The standard breadth-first search approach doesn't end up solving for these problems very well (i.e. visiting the same node as part of separate paths is actually valuable here, depending on how otherwise unique the paths are), so I ended up leading some fairly interesting work around building and optimizing in-memory traversals, along with adding interdependent filters that evaluated combinations of edges along paths to determine validity (relevance) during expansion.

Another part of this effort was R&D related to the correlation between centrality (in the graph theory/network analysis sense) and potential supply chain bottlenecks, which are inherently risky for customers downstream of them.

Sayari Graph

Commercial risk intelligence platform with huge global datasets describing complex ownership and trade networks between corporate entities in a combination of NoSQL, graph databases, and text-optimized (inverted index) data stores.

A majority of my work for this was writing complex queries and aggregations with Elasticsearch, as well as leading development of a new set of API endpoints focused on trade data, enabling customers (and our own UI) to surface key data points with user-friendly parameters.

API design complexity tends to scale with the comprehensiveness of data models and access patterns involved, which were both extremely dense in this case. So, part of my effort was maintaining ease-of-use and cohesiveness of endpoints (abstractions and denormalization vs. limited projection of relevant fields), while avoiding inefficiencies like N+1 query problems/query amplification.
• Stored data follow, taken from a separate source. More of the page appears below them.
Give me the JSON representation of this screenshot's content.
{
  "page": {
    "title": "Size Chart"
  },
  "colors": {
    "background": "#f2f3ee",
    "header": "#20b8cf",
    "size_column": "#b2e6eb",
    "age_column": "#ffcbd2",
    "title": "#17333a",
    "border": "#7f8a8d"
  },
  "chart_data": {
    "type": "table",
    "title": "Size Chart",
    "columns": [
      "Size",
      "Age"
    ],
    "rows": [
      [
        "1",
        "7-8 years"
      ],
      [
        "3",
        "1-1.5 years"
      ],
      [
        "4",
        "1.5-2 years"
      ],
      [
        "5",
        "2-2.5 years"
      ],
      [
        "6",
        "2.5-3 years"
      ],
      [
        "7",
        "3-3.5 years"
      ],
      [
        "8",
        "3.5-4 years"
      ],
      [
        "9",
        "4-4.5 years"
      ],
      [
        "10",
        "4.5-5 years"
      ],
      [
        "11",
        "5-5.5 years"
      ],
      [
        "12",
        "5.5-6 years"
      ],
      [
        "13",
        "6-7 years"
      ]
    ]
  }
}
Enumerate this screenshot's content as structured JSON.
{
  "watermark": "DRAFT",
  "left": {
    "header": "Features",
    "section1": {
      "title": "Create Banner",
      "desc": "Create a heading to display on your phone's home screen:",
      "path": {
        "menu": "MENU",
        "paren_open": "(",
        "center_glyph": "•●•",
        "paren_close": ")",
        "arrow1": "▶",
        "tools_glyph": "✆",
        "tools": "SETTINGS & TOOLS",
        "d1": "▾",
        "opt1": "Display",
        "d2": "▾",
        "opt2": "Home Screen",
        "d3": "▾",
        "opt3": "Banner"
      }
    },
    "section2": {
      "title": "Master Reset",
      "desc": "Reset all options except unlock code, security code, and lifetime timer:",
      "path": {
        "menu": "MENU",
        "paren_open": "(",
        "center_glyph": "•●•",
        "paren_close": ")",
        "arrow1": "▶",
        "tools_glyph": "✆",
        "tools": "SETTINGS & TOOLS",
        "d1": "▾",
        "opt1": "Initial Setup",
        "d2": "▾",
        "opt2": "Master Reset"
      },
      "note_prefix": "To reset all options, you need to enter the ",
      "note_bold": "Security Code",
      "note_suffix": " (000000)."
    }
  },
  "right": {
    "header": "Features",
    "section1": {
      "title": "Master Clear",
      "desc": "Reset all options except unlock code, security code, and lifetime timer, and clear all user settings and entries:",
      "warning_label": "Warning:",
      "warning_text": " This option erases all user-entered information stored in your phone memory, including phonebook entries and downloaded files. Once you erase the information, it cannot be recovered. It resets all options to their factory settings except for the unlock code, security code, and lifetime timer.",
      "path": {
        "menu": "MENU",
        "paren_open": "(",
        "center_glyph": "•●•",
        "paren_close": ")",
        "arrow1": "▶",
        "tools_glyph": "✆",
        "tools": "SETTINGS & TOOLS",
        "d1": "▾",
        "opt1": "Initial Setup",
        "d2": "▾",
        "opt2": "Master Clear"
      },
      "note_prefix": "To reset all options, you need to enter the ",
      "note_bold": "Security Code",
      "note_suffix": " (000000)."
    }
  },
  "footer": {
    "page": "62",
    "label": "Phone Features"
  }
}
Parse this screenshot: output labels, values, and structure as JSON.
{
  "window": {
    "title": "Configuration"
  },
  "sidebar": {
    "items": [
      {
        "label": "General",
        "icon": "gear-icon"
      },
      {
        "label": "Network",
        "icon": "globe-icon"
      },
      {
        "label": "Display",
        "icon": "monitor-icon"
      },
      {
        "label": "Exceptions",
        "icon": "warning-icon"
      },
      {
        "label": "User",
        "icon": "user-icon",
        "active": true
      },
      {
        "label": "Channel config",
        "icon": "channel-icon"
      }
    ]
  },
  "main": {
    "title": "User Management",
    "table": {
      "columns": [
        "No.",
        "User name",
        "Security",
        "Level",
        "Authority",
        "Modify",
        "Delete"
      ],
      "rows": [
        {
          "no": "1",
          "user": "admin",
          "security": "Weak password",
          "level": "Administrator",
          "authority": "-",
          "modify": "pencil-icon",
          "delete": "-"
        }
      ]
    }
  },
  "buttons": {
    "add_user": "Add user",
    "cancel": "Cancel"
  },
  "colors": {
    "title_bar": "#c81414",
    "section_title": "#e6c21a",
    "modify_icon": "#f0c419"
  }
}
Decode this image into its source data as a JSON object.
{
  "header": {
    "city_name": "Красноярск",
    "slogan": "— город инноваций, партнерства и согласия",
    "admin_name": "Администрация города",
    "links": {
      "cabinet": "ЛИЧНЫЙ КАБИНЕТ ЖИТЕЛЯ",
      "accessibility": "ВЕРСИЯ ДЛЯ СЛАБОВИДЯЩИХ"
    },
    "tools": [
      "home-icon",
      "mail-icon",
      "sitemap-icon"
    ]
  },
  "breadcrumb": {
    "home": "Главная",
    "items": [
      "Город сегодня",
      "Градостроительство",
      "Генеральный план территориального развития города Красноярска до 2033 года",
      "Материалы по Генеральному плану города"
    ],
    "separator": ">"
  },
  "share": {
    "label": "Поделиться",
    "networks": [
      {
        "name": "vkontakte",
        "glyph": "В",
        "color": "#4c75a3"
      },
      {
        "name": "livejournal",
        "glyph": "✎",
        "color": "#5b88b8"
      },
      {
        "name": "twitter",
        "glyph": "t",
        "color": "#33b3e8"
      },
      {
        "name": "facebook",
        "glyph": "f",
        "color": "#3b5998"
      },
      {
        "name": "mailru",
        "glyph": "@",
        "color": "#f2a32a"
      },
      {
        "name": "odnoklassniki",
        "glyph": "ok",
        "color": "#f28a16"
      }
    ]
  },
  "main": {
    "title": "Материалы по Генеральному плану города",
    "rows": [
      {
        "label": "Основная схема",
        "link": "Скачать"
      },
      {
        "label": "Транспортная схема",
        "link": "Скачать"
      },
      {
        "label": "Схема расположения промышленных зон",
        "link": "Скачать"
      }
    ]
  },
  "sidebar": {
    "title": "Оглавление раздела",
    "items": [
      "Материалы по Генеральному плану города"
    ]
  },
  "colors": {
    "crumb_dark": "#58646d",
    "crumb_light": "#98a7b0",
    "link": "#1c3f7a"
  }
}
There were also a lot of NoSQL and 'shortest path to X' problems to solve here, too, where X could be any combination of distinguishing information about an entity or its relationships to other entities.


Amazon Web Services (2020-2022)

Providing Secure Software Project Development Environments

Patent: US-11838296-B1

Better organization-level control over projects tracked by version control systems, allowing remote governance of what and where code can be pushed from local and cloud-based IDEs, among other configurable policies.

This was the first time that I had worked on an executable client that was actually deployed on a large number of users' machines, as opposed to previous work that was mostly confined to server-side and web apps. Writing a client in Go that interacted with Git actions, made requests on behalf of the user to determine if target repositories are publicly accessible, and acted as a `launchd` or `systemd` daemon, was interesting, along with all of the systems design in implementing it within the distributed cloud services layer.


Ford Motor Company (2017-2020)

Canopy (before public launch)

A security system for pickup beds, AI-powered intrusion monitoring, cloud services-based event handling, and a mobile app to view events and manage/stream from devices.

My initial deep dive into cloud services (AWS), beyond just hosting containerized apps on compute resources and DBaaS; originally developed on top of services like Kinesis for video streaming, IoT Core for communications, SQS/SNS for event-driven workflows, etc.

Communicating with custom hardware over cellular networks was a fun challenge - devices being offline or in locations with bad connections presents problems to solve both in code and system designs. This was also my first experience with React Native for mobile app development, which was a surprisingly easy switch from React JS at the time.

Personal

My GitHub has a few small hobby projects that I've worked on in the past, touching on concepts that I was interested in at the time like concurrency and tokenization.